Las guerreras maniobraban con dificultad, situándose en una posición definitiva sobre el enorme y elevado campo de aterrizaje de Atlantis, que tenía capacidad suficiente para acomodar a la vez a todas sus naves.

Ahora los cruceros descendían verticalmente, en formación de desfile. Plat volvió la vista con gesto rápido hacia la ciudad propiamente dicha. El populacho estaba mucho más quieto, contemplando la no programada demostración, y hasta le pareció que no había visto nunca a tantos Superiores en la Isla Celeste a un mismo tiempo. Por un momento, un último recelo inundó su mente. Había tiempo aún para un aviso.

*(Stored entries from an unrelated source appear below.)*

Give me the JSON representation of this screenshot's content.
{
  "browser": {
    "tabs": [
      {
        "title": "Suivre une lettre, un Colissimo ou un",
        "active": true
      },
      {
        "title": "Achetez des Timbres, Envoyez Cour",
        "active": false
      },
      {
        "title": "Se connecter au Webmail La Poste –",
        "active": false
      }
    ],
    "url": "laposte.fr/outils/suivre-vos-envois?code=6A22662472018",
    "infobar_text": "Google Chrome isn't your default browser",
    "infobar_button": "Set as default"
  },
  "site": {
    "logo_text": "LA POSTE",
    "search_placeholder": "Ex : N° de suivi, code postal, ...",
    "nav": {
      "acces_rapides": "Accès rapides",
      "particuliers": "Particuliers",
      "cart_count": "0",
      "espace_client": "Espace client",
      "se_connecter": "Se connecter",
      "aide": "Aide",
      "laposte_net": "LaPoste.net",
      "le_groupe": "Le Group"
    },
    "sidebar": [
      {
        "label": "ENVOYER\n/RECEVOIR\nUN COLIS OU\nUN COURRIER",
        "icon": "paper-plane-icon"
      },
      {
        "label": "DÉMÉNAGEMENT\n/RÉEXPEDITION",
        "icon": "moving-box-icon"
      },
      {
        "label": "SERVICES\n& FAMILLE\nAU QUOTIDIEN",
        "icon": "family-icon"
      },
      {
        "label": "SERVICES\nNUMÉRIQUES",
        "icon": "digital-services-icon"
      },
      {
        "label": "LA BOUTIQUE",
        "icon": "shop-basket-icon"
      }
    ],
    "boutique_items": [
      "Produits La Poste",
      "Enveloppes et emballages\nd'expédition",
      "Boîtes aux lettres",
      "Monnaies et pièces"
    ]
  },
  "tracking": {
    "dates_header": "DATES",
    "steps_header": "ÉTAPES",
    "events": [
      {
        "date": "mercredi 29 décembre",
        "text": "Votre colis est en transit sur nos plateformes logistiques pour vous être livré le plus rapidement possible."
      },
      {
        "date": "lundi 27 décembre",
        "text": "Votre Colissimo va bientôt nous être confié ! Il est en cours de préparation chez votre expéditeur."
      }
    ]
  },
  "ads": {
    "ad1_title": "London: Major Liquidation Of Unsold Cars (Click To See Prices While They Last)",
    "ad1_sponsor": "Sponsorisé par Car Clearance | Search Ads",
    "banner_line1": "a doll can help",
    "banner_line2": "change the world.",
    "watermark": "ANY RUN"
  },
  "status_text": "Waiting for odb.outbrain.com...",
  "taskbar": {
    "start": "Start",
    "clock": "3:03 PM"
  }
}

Pero mientras elaboraba este pensamiento sabia ya que no lo había. Los cruceros descendían a gran velocidad. Tenía que darse prisa, si quería escapar en su pequeño artificio. Con el estómago revuelto por la náusea, se preguntaba, mientras empuñaba los mandos, si sus amigos de la Superficie habrían recibido el mensaje que les dirigiera el día anterior, y si, en caso de haberlo recibido, le habrían dado crédito. Si no actuaban con gran presteza, los Superiores todavía podrían recuperarse, después del primer golpe, por muy devastador que hubiera sido.

Estaba ya en el aire cuando las Ondas aterrizaron: siete mil quinientas naves como gotas de lluvia cubriendo el campo de aviación lo mismo que una red descendente. Plat hizo ganar altura a la suya, sin dejar de observar…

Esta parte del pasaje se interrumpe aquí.